SCANOSS knowledge base
How the KB is built
The SCANOSS KB indexes every file from every public open source repository we can reach — package registries, source forges, code hosts, and OS-level distribution mirrors. Each file is fingerprinted at the snippet level using winnowing, which means we don’t just identify whole files: we can match a function, a copied code block, or a single suspect line back to its origin in the wider open source ecosystem.
That’s the difference between SCA tools that match by package name and tools that match by content. Package-level matching tells you which dependencies you’ve declared. Snippet-level matching tells you what’s actually in your code, including code that was copy-pasted, vendored, modified, or AI-generated without attribution.

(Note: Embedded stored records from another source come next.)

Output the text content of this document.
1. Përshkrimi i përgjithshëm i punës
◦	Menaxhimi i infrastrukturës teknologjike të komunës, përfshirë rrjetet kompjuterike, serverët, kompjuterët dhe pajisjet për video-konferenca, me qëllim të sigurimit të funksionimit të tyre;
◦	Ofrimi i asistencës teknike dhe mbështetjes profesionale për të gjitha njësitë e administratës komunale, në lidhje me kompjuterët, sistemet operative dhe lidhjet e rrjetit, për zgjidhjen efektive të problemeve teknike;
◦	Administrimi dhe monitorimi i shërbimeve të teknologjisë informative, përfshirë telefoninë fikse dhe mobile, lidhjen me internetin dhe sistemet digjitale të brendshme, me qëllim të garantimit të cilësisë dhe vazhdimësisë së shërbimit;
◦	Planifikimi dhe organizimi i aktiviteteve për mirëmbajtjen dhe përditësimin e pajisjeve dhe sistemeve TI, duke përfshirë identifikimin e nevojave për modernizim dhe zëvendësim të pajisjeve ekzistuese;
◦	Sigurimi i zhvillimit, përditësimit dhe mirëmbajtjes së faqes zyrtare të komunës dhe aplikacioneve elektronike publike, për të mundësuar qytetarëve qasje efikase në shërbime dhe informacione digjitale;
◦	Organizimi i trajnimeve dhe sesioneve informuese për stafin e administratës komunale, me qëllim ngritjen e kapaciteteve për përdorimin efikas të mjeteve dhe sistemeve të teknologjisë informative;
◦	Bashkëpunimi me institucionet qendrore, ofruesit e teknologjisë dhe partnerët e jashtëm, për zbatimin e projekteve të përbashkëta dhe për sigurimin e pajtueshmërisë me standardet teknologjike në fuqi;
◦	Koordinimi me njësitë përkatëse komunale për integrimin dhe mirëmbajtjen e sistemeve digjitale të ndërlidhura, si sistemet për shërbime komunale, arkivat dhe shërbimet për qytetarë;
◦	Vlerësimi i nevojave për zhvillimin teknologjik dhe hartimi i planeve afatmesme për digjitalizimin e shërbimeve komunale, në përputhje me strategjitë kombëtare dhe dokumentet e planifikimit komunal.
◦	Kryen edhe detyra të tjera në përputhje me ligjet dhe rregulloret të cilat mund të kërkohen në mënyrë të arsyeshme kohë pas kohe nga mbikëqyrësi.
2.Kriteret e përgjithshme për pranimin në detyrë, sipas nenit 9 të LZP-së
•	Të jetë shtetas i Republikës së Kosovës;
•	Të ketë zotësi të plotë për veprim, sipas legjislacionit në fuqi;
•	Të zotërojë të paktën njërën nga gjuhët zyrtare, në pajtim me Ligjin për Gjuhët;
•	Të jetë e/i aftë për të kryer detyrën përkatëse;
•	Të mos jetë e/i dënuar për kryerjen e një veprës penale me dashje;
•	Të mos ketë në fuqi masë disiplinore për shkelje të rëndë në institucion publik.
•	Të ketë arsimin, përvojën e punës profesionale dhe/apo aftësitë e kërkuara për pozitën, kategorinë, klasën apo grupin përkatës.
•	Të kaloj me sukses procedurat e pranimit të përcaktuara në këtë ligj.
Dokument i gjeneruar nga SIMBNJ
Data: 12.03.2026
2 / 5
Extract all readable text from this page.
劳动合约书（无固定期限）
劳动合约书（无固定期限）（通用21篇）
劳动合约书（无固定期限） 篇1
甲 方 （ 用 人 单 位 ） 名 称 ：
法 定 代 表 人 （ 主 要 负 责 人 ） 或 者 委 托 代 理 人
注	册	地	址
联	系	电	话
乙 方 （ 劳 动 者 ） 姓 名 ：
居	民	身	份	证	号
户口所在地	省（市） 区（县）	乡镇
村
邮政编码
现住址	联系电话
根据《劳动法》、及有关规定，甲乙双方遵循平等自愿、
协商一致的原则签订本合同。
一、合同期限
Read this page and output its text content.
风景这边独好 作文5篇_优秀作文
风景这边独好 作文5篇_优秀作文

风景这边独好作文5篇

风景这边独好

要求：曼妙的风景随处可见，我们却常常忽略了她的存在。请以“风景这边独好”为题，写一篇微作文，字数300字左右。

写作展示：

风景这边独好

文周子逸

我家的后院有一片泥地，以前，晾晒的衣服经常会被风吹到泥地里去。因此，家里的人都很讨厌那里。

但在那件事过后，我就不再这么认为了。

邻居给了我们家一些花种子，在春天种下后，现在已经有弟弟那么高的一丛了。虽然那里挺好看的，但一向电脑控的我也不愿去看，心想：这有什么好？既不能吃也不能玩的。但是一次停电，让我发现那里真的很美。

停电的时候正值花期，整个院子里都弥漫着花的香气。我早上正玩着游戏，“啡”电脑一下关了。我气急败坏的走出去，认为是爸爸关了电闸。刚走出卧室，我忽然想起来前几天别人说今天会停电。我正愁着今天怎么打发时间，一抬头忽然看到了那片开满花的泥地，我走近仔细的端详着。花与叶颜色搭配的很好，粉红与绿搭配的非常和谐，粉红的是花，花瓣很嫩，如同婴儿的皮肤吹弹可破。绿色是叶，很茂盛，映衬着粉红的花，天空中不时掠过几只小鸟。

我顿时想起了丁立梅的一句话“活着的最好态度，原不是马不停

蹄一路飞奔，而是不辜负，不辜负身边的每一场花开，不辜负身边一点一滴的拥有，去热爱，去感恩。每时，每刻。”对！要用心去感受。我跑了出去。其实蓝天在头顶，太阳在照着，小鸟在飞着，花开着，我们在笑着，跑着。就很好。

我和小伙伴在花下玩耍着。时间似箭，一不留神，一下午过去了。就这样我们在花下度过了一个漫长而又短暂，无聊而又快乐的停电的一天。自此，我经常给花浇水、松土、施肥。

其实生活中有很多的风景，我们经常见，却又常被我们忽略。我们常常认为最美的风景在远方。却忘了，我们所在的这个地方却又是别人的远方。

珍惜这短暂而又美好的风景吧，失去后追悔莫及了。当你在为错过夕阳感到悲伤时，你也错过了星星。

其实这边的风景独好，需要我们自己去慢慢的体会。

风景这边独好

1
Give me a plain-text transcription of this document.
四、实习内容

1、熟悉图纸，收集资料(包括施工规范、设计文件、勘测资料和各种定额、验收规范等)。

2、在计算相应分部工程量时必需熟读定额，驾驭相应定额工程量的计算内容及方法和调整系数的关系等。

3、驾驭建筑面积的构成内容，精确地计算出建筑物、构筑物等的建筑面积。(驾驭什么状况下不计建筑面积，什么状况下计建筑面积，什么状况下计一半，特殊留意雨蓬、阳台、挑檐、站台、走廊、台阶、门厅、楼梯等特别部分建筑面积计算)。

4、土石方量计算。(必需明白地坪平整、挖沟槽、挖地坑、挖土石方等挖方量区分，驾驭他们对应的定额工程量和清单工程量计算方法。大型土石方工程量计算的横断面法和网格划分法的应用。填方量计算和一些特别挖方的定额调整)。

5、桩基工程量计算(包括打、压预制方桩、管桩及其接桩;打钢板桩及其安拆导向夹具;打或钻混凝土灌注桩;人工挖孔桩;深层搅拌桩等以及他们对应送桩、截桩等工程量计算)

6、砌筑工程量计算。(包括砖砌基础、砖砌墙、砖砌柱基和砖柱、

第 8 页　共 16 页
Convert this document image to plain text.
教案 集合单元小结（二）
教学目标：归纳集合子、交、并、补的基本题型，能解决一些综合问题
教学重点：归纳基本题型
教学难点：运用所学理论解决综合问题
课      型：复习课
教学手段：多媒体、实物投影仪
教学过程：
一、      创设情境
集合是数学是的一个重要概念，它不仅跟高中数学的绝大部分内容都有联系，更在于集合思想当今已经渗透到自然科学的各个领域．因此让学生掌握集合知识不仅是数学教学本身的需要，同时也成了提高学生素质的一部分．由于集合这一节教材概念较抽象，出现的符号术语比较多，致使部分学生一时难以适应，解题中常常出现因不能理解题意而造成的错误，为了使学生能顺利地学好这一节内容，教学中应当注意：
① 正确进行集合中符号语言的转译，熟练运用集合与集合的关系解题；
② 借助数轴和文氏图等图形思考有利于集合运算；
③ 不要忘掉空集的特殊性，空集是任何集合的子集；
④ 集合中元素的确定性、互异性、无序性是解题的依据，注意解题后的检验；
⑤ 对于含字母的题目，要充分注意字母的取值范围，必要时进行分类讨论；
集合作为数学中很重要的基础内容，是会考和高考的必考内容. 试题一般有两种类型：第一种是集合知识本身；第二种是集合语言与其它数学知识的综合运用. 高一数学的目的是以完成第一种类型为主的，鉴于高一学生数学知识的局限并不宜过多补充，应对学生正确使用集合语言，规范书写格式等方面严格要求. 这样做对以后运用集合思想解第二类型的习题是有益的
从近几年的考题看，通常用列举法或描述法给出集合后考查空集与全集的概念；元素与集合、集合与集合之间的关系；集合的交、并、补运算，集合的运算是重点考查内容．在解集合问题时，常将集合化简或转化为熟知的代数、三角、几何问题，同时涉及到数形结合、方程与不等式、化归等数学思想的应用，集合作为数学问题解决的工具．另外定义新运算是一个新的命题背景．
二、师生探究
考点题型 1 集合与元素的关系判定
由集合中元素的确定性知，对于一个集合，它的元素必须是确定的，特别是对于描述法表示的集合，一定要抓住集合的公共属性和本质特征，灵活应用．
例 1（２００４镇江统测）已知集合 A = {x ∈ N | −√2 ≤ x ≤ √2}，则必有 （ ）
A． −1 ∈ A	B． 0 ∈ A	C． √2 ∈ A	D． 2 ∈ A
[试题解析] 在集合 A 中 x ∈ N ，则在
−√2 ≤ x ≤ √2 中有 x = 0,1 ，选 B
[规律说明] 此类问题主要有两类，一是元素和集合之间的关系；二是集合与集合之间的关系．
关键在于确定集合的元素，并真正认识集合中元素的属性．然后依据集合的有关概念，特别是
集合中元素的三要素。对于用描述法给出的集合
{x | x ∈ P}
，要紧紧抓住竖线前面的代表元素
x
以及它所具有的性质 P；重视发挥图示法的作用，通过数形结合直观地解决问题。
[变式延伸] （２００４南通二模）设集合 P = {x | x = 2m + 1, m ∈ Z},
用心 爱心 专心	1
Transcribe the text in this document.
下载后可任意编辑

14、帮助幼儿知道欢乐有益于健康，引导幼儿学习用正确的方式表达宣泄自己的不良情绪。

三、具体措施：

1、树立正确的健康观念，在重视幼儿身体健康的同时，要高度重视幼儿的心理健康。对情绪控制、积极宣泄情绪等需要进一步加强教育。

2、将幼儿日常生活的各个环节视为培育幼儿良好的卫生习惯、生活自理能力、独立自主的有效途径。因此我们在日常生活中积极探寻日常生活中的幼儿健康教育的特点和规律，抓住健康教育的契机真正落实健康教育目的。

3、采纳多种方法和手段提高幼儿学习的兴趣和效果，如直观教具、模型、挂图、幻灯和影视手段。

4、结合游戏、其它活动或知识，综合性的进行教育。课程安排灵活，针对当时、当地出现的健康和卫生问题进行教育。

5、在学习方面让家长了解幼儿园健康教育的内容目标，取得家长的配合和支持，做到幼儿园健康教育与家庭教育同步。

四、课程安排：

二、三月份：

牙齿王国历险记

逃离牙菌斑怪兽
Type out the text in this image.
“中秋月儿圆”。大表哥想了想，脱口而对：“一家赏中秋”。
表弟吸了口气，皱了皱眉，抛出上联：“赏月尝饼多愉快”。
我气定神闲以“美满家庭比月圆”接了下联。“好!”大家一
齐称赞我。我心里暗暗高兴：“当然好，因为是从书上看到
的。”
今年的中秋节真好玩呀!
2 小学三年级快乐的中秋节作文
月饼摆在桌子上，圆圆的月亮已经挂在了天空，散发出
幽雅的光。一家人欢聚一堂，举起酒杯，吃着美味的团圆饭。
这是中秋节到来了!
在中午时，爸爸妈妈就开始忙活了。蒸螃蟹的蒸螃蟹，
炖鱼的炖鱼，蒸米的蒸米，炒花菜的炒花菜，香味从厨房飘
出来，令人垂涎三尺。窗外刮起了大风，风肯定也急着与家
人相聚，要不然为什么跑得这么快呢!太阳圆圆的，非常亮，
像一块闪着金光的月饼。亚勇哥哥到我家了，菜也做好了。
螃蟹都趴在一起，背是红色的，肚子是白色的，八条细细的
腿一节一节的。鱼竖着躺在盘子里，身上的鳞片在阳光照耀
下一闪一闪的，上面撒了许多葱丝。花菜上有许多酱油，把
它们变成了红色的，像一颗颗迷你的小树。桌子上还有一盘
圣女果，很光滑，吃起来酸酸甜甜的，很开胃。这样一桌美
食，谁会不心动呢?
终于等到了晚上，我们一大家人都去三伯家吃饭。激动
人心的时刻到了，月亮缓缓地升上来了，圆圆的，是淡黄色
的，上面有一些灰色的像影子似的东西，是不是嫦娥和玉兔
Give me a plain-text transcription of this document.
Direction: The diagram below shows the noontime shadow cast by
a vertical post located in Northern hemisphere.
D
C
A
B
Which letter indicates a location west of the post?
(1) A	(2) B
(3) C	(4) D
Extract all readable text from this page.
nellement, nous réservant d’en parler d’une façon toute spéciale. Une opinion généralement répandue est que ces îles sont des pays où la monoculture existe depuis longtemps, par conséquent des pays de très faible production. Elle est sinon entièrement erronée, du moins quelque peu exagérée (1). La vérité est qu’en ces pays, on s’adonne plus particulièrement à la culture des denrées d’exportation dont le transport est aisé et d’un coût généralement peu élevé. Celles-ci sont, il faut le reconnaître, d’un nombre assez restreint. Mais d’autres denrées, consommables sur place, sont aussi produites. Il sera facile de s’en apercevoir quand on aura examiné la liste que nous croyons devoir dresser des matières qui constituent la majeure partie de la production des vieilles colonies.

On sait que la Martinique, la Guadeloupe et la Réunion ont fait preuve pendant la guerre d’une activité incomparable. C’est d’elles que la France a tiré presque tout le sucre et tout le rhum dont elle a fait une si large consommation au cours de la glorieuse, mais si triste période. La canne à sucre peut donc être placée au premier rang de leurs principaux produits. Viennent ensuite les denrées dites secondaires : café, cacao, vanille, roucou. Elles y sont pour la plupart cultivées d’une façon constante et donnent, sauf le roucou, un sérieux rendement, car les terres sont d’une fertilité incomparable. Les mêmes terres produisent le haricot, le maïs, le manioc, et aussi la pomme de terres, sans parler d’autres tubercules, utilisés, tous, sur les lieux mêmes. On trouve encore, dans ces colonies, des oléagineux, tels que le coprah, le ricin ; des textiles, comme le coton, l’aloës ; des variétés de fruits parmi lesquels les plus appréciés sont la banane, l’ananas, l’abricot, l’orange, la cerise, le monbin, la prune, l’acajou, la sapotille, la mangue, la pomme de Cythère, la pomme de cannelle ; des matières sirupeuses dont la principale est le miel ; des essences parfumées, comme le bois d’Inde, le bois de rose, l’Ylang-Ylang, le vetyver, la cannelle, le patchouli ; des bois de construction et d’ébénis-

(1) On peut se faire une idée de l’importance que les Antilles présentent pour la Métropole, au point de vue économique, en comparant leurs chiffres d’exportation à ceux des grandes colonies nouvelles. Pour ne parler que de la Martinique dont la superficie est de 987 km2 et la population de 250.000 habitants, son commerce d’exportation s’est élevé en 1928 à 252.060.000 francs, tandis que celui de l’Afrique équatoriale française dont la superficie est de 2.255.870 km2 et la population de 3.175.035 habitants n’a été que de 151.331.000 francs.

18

Each file is also tied to its origin URL and its package coordinates (PURLs), so the KB resolves cleanly into SBOMs, license obligations, encryption inventories, and vulnerability mappings. New sources are added continuously, and the index is refreshed monthly.
Four datasets, one foundation
Licence dataset
Every file in the KB resolved to its declared and detected licenses, with obligation metadata, compatibility classifications, and SPDX mappings. The substrate for SBOM generation and license-risk analysis.
Encryption dataset
Every cryptographic algorithm, primitive, and library detected across the index, including their post-quantum readiness status. The foundation for cryptographic asset inventories and quantum-migration planning.
Security dataset
Vulnerabilities mapped directly to the code where they live, drawing on 28,735 GitHub Security Advisories and 295,218 NVD CVEs. Resolves to the file and version level, not just the package.
Geo provenance dataset
eographic origin metadata for code contributions across the index, derived from commit signals and repository hosting. Built for export-control compliance and supply-chain due diligence.